CMMC third-party assessment organizations (C3PAOs) can be relatively expensive, with much of the cost of these certification levels coming from the number of billable hours.
If your business is only seeking Level 1 certification, you won’t need an assessment. If you’re planning on achieving Level 2 or 3 certification, keep in mind that C3PAOs will want to see all of your documentation. The more organized it is, the better. This documentation will be how the C3PAO determines how long their assessment will take.
Establishing Your Company’s Cyber Security
Remember that even though the CMMC certification is technically not required yet, the DoD wants all businesses to demonstrate that they are taking the security of FCI and CUI seriously. The requirement date is years in the future because it gives companies time to begin compliance efforts immediately.
Government contracts can provide lucrative long-term sales, and competition for them is fierce. Companies that are lax in their implementation, whether through poor security measures or delaying their adoption, put themselves at a disadvantage.

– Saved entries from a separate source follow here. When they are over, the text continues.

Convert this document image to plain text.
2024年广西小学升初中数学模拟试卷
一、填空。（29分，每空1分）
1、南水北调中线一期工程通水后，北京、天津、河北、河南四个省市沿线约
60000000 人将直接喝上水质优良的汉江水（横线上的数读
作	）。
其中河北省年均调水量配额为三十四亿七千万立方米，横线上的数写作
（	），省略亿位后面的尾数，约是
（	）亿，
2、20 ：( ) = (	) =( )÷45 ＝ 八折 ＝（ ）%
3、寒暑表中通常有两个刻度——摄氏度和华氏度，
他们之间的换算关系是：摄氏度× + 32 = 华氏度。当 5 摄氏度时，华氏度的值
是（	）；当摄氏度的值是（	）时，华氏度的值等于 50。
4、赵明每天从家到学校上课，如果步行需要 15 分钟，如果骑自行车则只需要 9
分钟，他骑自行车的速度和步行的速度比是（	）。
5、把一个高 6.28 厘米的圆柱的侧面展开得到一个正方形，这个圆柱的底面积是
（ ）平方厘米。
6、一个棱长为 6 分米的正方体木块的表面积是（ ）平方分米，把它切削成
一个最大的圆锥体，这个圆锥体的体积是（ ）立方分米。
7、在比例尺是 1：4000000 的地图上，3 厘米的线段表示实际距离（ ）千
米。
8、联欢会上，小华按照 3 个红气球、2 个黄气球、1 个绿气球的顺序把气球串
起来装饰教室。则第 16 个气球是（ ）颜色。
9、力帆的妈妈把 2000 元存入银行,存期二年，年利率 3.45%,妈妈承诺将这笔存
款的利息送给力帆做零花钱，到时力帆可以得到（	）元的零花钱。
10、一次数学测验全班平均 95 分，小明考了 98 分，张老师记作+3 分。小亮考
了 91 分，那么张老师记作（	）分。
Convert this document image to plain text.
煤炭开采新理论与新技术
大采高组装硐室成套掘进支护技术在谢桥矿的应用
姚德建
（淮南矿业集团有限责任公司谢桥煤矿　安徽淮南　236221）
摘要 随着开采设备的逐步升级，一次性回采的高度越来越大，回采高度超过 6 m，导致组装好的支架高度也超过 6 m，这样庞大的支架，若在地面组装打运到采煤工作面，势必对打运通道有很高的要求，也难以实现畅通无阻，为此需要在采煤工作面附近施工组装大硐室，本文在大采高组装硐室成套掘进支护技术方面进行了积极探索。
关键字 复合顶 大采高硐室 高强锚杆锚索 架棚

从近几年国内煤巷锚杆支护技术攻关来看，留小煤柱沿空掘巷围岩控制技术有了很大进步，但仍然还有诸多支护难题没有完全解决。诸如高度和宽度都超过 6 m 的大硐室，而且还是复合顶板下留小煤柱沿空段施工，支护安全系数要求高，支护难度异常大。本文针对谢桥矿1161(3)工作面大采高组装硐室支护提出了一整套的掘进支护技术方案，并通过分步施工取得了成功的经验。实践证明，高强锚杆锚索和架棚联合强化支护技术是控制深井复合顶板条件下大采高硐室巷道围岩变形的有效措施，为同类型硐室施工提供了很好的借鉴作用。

Begin assessing your company’s cyber health as soon as possible. Some of these measures are inexpensive or even free to implement. Training employees on how to identify potential scams or hacking attempts takes relatively little time.
SPAM blockers and anti-virus software are inexpensive. Updating security patches should be routine anyway. Not all security measures are costly endeavors, and they make your business more secure whether you land a DoD contract or not.